In the mood for some food instead? There are so many different treats available here. Behold: the Mac Truck from New York City. All I know is that any vehicle solely dedicated to bringing people the glory that is macaroni and cheese is A-OK in my book.
There are also plenty of opportunities to check out racing-themed art and even bring some of it home for yourself. As I demonstrated in my Haskell Invitational Diaries, I am not much of an artist myself, so I definitely appreciate the talent and dedication it takes to create these paintings.
If you’re a history buff, Saratoga is the place for you, too. As you may have heard, the track is celebrating its 150th anniversary this summer. I found this area with set up to help fans learn more about the oval’s storied past. It includes information about the trainers, jockeys and horses who have contributed to the track’s history as well as gives details and insight into the traditions of the track.
Nearby several farms that provide homes and retraining for horses transitioning from a racing career to a job as a riding horse had set up shop to hand out information, take donations and sell merchandise. These farms are tremendously important to helping horses have successful careers after their racing days are behind them, and it’s wonderful to see the New York Racing Association support them.
But of course, my favorite thing to do on any day at Saratoga is to take in the races, especially on a beautiful afternoon. The weather was perfect as the horses and jockeys competed at the nation’s oldest racetrack, and I was in horsey heaven.
The main event of the afternoon was the Alfred G. Vanderbilt Handicap, named for the prominent Thoroughbred owner who also served as the Chairman of the Board of the New York Racing Association from 1971 to 1975. This race is a six furlong (or ¾ of a mile) sprint for horses three years old and up, and it’s a prep race for this fall’s Breeders’ Cup Sprint. This year’s edition of the Vanderbilt attracted talented field of five, and fans crowded around the paddock to watch as the contenders were saddled and owners and trainers strategized with jockeys.
Finally, it was time for the Vanderbilt to run!
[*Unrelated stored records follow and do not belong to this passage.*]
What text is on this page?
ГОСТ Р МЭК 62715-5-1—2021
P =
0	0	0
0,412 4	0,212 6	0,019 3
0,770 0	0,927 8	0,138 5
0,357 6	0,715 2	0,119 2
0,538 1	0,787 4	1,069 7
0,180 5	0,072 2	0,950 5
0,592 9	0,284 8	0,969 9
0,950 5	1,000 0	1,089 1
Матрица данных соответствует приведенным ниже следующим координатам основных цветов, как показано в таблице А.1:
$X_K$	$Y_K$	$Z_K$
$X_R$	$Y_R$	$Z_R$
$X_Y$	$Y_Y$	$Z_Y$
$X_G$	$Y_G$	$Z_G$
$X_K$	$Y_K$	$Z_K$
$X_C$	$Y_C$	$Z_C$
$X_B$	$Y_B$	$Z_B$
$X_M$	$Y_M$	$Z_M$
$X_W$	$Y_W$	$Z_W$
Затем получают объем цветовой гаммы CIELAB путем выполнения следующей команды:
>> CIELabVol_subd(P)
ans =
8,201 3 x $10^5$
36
It was a hard-fought race, but after three quarters of a mile Justin Phillip emerged as the victor.
I always love seeing the connections of winning horses celebrating after a big victory, especially the men and women who take care of these amazing horses. If you ever want to know what it feels like to watch a horse you love win a Grade 1 race, look at these guys:
It was a very happy Winner’s Circle celebration indeed for Justin Phillip and his connections, and I’m very excited to see where he goes next!
That’s it for today, and thank you so much for stopping by. I’ll be back with more Saratoga Diaries later on this week and I look forward to sharing more of the magic of the Spa with you then!